Publicado na edição de hoje (16.11.2006) do Diário de Aveiro
Post-its e Retratos
Voluntariado… virtuosidades discretas!
A sociedade dos nossos dias molda-nos num selvático inúmero de relações inter-pessoais, culturais, políticas, religiosas, sociais e económicas que nos tornam cada vez mais em indivíduos atípicos, fechados, indissociáveis.
Com a perca ou esmorecimento de valores comunitários relevantes como a solidariedade, o associativismo, a cidadania…
A forma como encaramos as realidades que se desenvolvem à nossa volta, a maneira como nos deparamos com os outros, a forma como nos comunicamos, como coabitamos, não tolera afectividades, emotividades, antes confrontos, egoísmos, interesses, rivalidades e conflitos.
Não temos tempo para nós próprios, para as realidades individuais, para as nossas responsabilidades e para as exigências que nos são feitas.
Quanto mais para os outros!
Mas temos, paradoxalmente, a noção diária de que existe quem, muitas vezes mesmo ao nosso lado, precise de ajuda, de alguém, de algo que não tem.
Quando a sociedade, o poder político e o governativo apelam à urgente necessidade de se combater a exclusão – fenómeno cada vez mais dilatado e globalizado, é impreterível valorizar uma das formas mais importantes de lutar contra o anti-social e o isolamento: o Voluntariado.
Não o voluntariado “carinhosamente” apelidado, por algumas camadas sociais, de “caridade balofa”. Os mesmos que o contestam e negam, pela incapacidade de resolver os problemas sociais que deveriam, por responsabilidade individual ou pública, de resolver. Em muitas situações, inclusive, por eles criados.
O esquecimento de que o voluntariado e a disponibilidade incondicional para ajudar, se ocupa de problemas que o Estado e os seus organismos, outras entidades privados e individualmente muitos cidadãos, irresponsavelmente não resolvem e dos quais não se encarregam.
Mas é possível ignorar que a AMI, a Cruz Vermelha, a Caritas, o Banco Alimentar, entre muitas instituições de carácter exclusivamente social, não promovem este voluntariado?!
É um facto. Promovem-no!
Mas estimulam a participação colectiva na acção continuada, ou apenas, em acções sazonais e promocionais?!
E o papel individual de cada um?! Resume-se à “moedinha” a troco do autocolante na lapela ou do quilo de arroz que se compra a mais, nesse dia, no hipermercado da zona?!
Não é justo pretender-se que o voluntariado substitua a responsabilidade pública e privada das estruturas do estado e das instituições ou empresas.

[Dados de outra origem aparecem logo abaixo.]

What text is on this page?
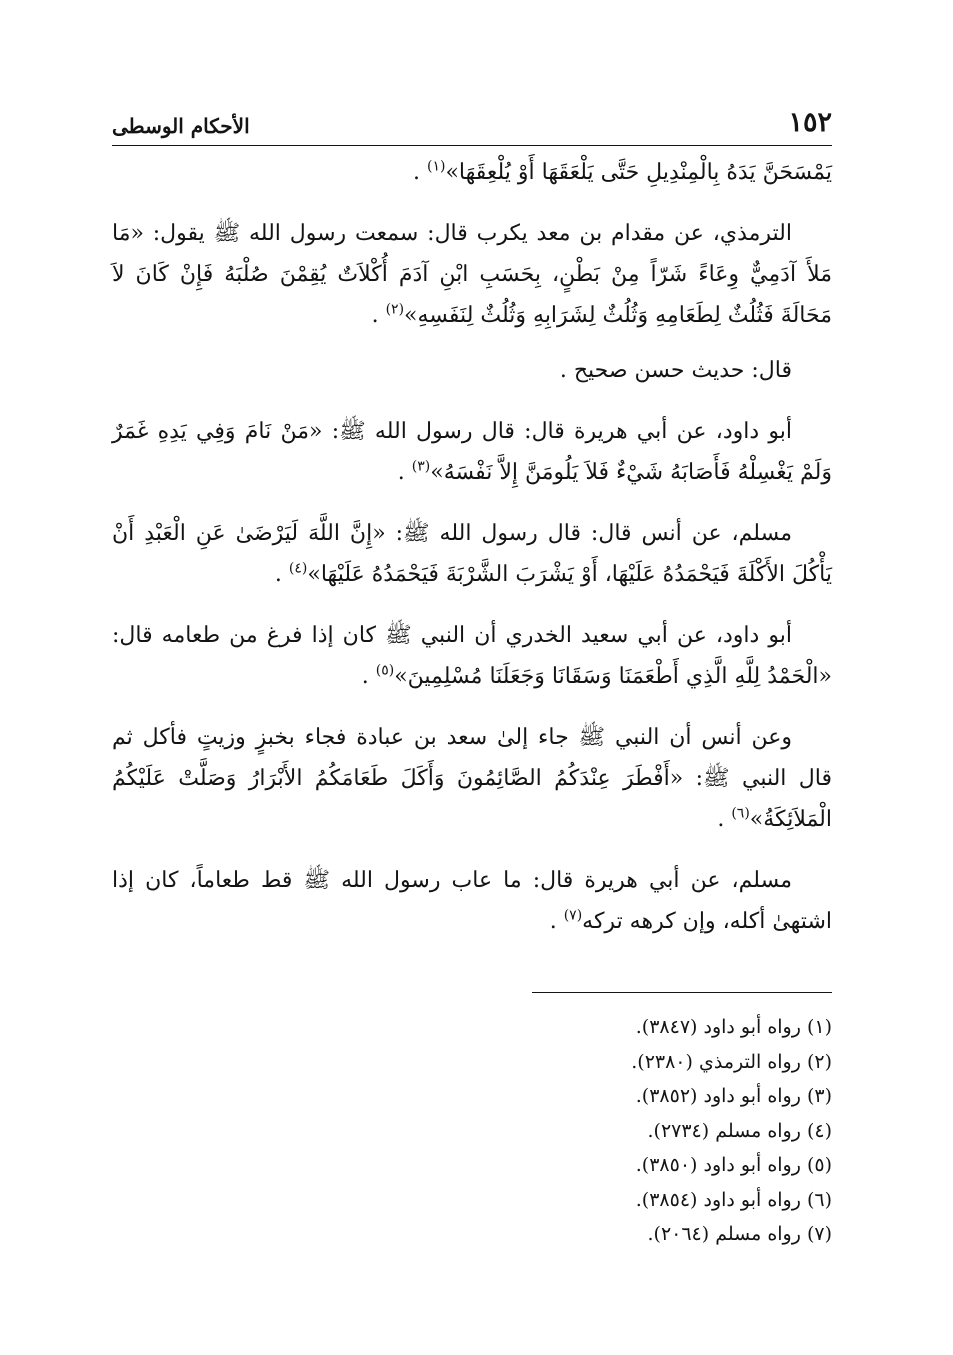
١٥٢
الأحكام الوسطى

يَمْسَحَنَّ يَدَهُ بِالْمِنْدِيلِ حَتَّى يَلْعَقَهَا أَوْ يُلْعِقَهَا»$^{(١)}$ .

الترمذي، عن مقدام بن معد يكرب قال: سمعت رسول الله ﷺ يقول: «مَا مَلأَ آدَمِيٌّ وِعَاءً شَرّاً مِنْ بَطْنٍ، بِحَسَبِ ابْنِ آدَمَ أُكْلاَتٌ يُقِمْنَ صُلْبَهُ فَإِنْ كَانَ لاَ مَحَالَةَ فَثُلُثٌ لِطَعَامِهِ وَثُلُثٌ لِشَرَابِهِ وَثُلُثٌ لِنَفَسِهِ»$^{(٢)}$ .

قال: حديث حسن صحيح .

أبو داود، عن أبي هريرة قال: قال رسول الله ﷺ: «مَنْ نَامَ وَفِي يَدِهِ غَمَرٌ وَلَمْ يَغْسِلْهُ فَأَصَابَهُ شَيْءٌ فَلاَ يَلُومَنَّ إِلاَّ نَفْسَهُ»$^{(٣)}$ .

مسلم، عن أنس قال: قال رسول الله ﷺ: «إِنَّ اللَّهَ لَيَرْضَىٰ عَنِ الْعَبْدِ أَنْ يَأْكُلَ الأَكْلَةَ فَيَحْمَدُهُ عَلَيْهَا، أَوْ يَشْرَبَ الشَّرْبَةَ فَيَحْمَدُهُ عَلَيْهَا»$^{(٤)}$ .

أبو داود، عن أبي سعيد الخدري أن النبي ﷺ كان إذا فرغ من طعامه قال: «الْحَمْدُ لِلَّهِ الَّذِي أَطْعَمَنَا وَسَقَانَا وَجَعَلَنَا مُسْلِمِينَ»$^{(٥)}$ .

وعن أنس أن النبي ﷺ جاء إلىٰ سعد بن عبادة فجاء بخبزٍ وزيتٍ فأكل ثم قال النبي ﷺ: «أَفْطَرَ عِنْدَكُمُ الصَّائِمُونَ وَأَكَلَ طَعَامَكُمُ الأَبْرَارُ وَصَلَّتْ عَلَيْكُمُ الْمَلاَئِكَةُ»$^{(٦)}$ .

مسلم، عن أبي هريرة قال: ما عاب رسول الله ﷺ قط طعاماً، كان إذا اشتهىٰ أكله، وإن كرهه تركه$^{(٧)}$ .

(١) رواه أبو داود (٣٨٤٧).
(٢) رواه الترمذي (٢٣٨٠).
(٣) رواه أبو داود (٣٨٥٢).
(٤) رواه مسلم (٢٧٣٤).
(٥) رواه أبو داود (٣٨٥٠).
(٦) رواه أبو داود (٣٨٥٤).
(٧) رواه مسلم (٢٠٦٤).
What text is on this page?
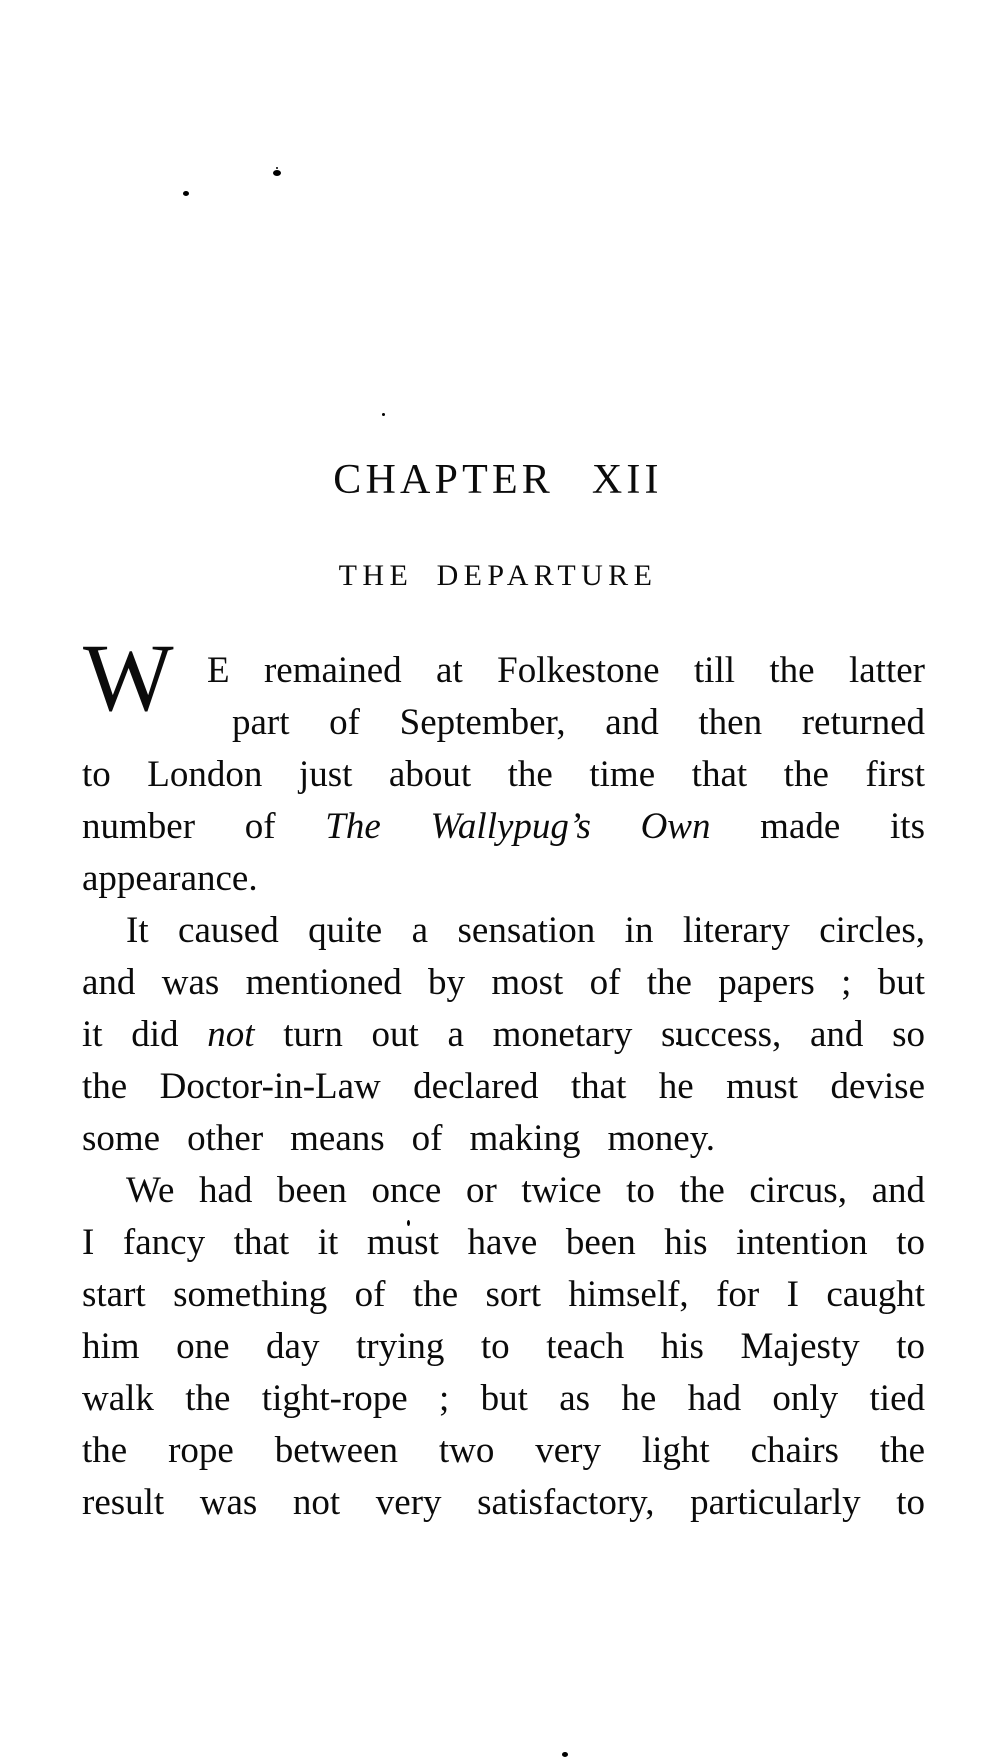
CHAPTER XII
THE DEPARTURE
W E remained at Folkestone till the latter
part of September, and then returned
to London just about the time that the first
number of The Wallypug’s Own made its
appearance.
It caused quite a sensation in literary circles,
and was mentioned by most of the papers ; but
it did not turn out a monetary success, and so
the Doctor-in-Law declared that he must devise
some other means of making money.
We had been once or twice to the circus, and
I fancy that it must have been his intention to
start something of the sort himself, for I caught
him one day trying to teach his Majesty to
walk the tight-rope ; but as he had only tied
the rope between two very light chairs the
result was not very satisfactory, particularly to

Não é igualmente justo que o comodismo, muitas vezes cobarde, nos limite o exercício desinteressado de sermos livres de nós próprios e disponibilizarmo-nos para tornar a sociedade mais aberta a todos, mais justa e mais comunitária.
Seja pelo gesto mais simples, pela dádiva mais irrelevante, pela humildade mais elementar.
Seja na vizinhança, na rua, nos hospitais, no trabalho, na escola ou na universidade ou em qualquer instituição pública ou privada.
Seja através da cultura, da política, do ambiente, da religião, da saúde, do ensino, do desporto, da economia. Mas pelo menos que seja… por uma questão de cidadania e de humanização!
O mundo não está mais inseguro só porque aconteceu o 11 de Setembro, se invadiu o Iraque ou a instabilidade continua no Afeganistão e em África.
O mundo está mais inseguro também porque há injustiça, há exclusão social, há isolamento, miséria, marginalidade, egoísmo e intolerância.
O mundo está mais tumultuoso porque a solidariedade e o voluntariado passaram a “lirismo” social ou a palavras estéreis. Para caridade dos pobrezinhos e coitadinhos.
Para infelicidade duma sociedade insensível, desumanizada, sem virtuosismos e sem verdadeiros “heróis do dia-a-dia”.
Lirismo é indiferença e apatia.
É esperar que tudo aconteça sem nada fazer.
Nem mesmo uma ajudinha, por caridade!